LoopMe CEO Stephen Upstone considers the rise and rise of mobile video advertising.
Facebook's recent acquisition of LiveRail, and Opera’s of AdColony, which was at the time the largest mobile video advertising network, confirm what most of us in the industry have been thinking for a while, that 2014 could be the year for video, as it becomes the fastest growing category within mobile advertising.
We have seen massive global growth in mobile video this year and demand is getting stronger for large-scale quality audiences with targeting. Marketers already know that video supports brand-building and now this can be extended to what is increasingly becoming the consumer’s preferred medium at a scale that delivers a comparable impact with online and TV.
With full-screen ads now at scale on phones and tablets, mobile video can have achieve a higher reach in brand-safe environments, compared to online. Consider the reach, for example, when running full-screen video across all Angry Birds games that have collectively seen over 2bn downloads worldwide.
Given the levels of interest that mobile video is getting at the moment, we could see it leapfrog online very quickly and establish itself as the preferred format for both performance and brand advertisers.
With standard banners for mobile becoming increasingly less appealing and drawing minimal interest from brand marketers, there’s an opportunity for advertisers to benefit from improved engagement levels from branded consumer experiences, and for publishers to generate significantly higher CPMs. Moreover, there’s a general consensus forming that mobile devices are increasingly becoming more brand-friendly and safe compared to online.
What makes mobile video advertising an appealing option for advertisers is that they already get the concept of building 15- to 30-second brand stories on video, coupled with established hard and soft metrics for determining success using video.
Innovation in technology now enables the majority of smartphone and tablet devices to deliver crisp high quality video clips, while enabling consumers to control the whole advertising experience from their device.
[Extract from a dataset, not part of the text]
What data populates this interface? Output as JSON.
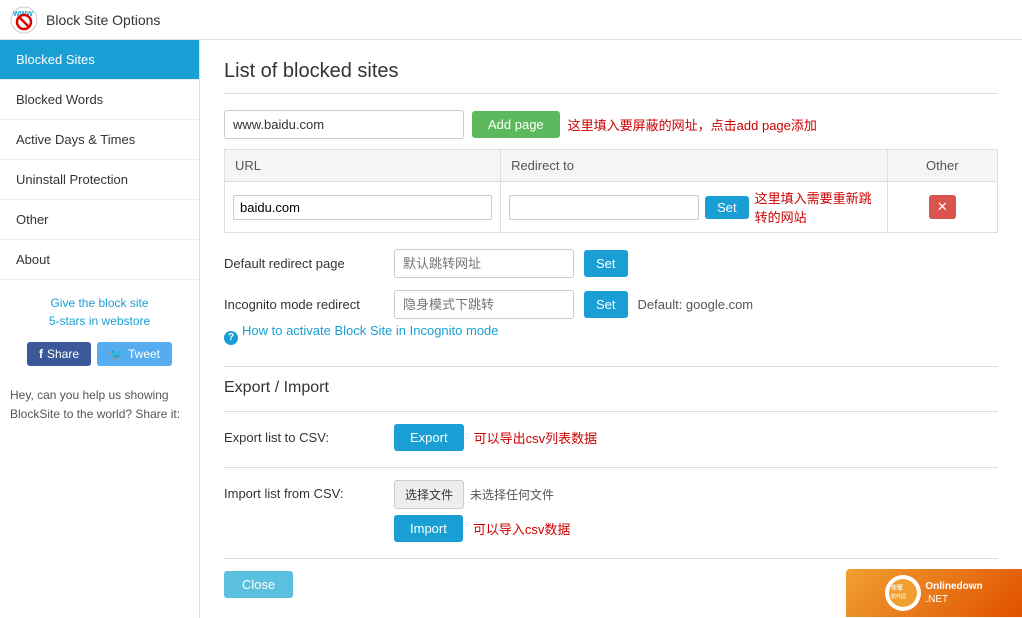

Add on audience targeting capabilities across mobile demand side platforms and advertisers are able to consider integrated marketing campaigns that include mobile as well as online and TV.
Looking at recent eMarketer numbers from April 2014 for share of time spent per media channel daily, consumers spend on average 5 per cent more time on mobile than online. Only TV continues to dominate share per media channel daily with 36 per cent versus mobile’s 23 per cent. However, that gap is shrinking year-on-year with mobile cannibalizing all other media channels and growing at an average rate of 5 per cent per year. On that basis, mobile will more than likely equal TV eyeballs within two years and it’s that tipping point that’s driving in part the interest in mobile video advertising as a future platform to interact with consumers in an engaging way. By then, the majority of mobile video will more than likely be purchased programmatically, with first- and third-party data enriching every bid request – something that TV is unlikely to shift towards any time soon.
There are limitations, however, to delivering mobile video campaigns. Carrier 3G/4G connections remain unreliable and advertisers usually exclude them, opting for wi-fi only. Another reason to exclude carrier connections is that some subscribers still pay for data usage, particularly those on pre-pay contracts.
On the supply side, supply side platforms and exchanges and their publishers (outside of pure play video exchanges) have been slow to adopt the IAB VAST format, although that said, some demand side platforms get around this by delivering video at scale using HTML5. Finally, teething problems remain with video operating correctly across Android and iOS devices, something that’s being resolved by OS versions and better devices over time.
The outlook for mobile advertising is one that’s shifting to enhanced formats and performance for advertisers while delivering higher revenues and improved user experience for publishers.